Venture capital investors say that failure is normal and that for every company that fails there is a huge success like Facebook or Google. But as many companies that have languished for years show signs of collapse, investors expect losses to be more drastic due to the amount of money invested over the past decade.

From 2012 to 2022, investment in private US startups increased eightfold to $344 billion. The flood of money was fueled by low interest rates and the success of social media and mobile apps, pushing venture capital from a cottage industry that operated largely on one street in a Silicon Valley city to one formidable global asset class similar to hedge funds or private funds. equity.

During that period, venture capital investing became fashionable — even 7-Eleven and “Sesame Street” launched venture funds — and the number of private “unicorn” companies worth $1 billion or more exploded from a few dozen to more than 1,000.

But advertising profits from the likes of Facebook and Google proved elusive to the next wave of start-ups, which tried untested business models like gig work, the metaverse, micromobility and cryptocurrencies.

Now some companies are choosing to close before they run out of cash, returning what’s left to investors. Others are stuck in “zombie” mode: surviving but unable to thrive. They can go on like this for years, investors said, but will most likely have trouble raising more money.

Convoy, the freight start-up valued by investors at $3.8 billion, has spent the last 18 months cutting costs, laying off staff and otherwise adapting to the challenging market. It wasn’t enough.

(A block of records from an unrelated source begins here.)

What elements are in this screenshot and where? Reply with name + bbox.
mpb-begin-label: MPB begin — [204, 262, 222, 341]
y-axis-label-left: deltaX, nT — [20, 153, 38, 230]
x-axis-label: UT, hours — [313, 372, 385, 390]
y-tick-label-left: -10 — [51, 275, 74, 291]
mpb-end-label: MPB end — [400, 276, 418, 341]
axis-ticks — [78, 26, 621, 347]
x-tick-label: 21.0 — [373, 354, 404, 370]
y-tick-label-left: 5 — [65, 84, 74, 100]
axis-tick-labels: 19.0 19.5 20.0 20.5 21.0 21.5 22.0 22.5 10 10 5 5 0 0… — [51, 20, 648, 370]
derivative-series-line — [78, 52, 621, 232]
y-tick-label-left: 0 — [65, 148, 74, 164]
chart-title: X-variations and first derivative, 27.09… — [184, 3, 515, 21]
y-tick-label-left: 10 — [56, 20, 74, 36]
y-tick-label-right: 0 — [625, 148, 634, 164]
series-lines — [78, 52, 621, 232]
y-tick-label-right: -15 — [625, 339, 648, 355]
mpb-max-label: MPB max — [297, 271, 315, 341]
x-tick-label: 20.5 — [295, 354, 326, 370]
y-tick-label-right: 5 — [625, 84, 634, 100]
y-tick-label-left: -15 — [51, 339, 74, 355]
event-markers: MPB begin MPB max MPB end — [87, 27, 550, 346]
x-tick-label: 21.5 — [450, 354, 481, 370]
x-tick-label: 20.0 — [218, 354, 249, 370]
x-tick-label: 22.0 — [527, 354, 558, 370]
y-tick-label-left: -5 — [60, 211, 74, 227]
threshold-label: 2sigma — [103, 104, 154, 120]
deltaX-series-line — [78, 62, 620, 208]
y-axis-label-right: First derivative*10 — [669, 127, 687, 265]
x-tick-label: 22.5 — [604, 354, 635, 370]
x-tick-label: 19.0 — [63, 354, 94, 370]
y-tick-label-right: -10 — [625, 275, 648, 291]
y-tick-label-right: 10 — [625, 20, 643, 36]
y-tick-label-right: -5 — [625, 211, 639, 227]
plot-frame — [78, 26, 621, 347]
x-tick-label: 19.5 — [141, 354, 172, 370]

As the company’s money was tight this year, three potential buyers lined up, all of whom backed out. Getting this close, said Dan Lewis, Convoy’s co-founder and CEO, “was one of the hardest parts.” The company went out of business in October. In a memo to employees, Lewis called the situation “the perfect storm.”

Such post-mortem evaluations, in which founders announce their company’s closure and reflect on lessons learned, have become common.

An entrepreneur, Ishita Arora, he wrote this week he had to “confront the reality” that Dayslice, his scheduling software startup, wasn’t attracting enough customers to satisfy investors. He returned part of the money raised. Gabor Cselle, one of the founders of Pebble, a social media start-up, wrote last month that while he felt he had let the community down, it was worth trying and failing. Pebble is returning a small portion of the money raised to investors, Cselle said. “It seemed like the right thing to do.”

Amanda Peyton was surprised by the reaction to her October blog post about the “terror and loneliness” of closing her payments start-up, Braid. More than 100,000 people read it, and she was inundated with messages of encouragement and gratitude from other entrepreneurs.

Ms. Peyton said she felt like the opportunities and potential for growth in software were endless. “It’s now clear that’s not true,” she said. “The market has a ceiling.”

Venture capital investors have begun gently urging some founders to consider walking away from failing companies, rather than wasting years grinding away.

“It may be best to accept reality and throw in the towel,” Elad Gil, a venture capital investor, wrote in a blog post this year. He did not respond to a request for comment.

Ms. Lefcourt of Freestyle Ventures said two of her company’s startups so far have done exactly that, returning 50 cents on the dollar to investors. “We’re trying to point out to the founders, ‘Hey, you don’t want to be trapped in no man’s land,’” she said.

A thriving sector? Companies in the business of bankruptcy.

SimpleClosure, a start-up that helps other start-ups close their businesses, has barely kept up with demand since it opened in September, said Dori Yona, the founder. Its offerings include assistance in preparing legal documents and resolving obligations to investors, suppliers, customers and employees.

It was sad to see so many startups close, Yona said, but it was special to help founders find closure – both literally and figuratively – in a difficult time. And, she added, it’s all part of the life cycle of Silicon Valley.

“Many of them are already working on their next companies,” he said.

Kirsten Noyes contributed to the research.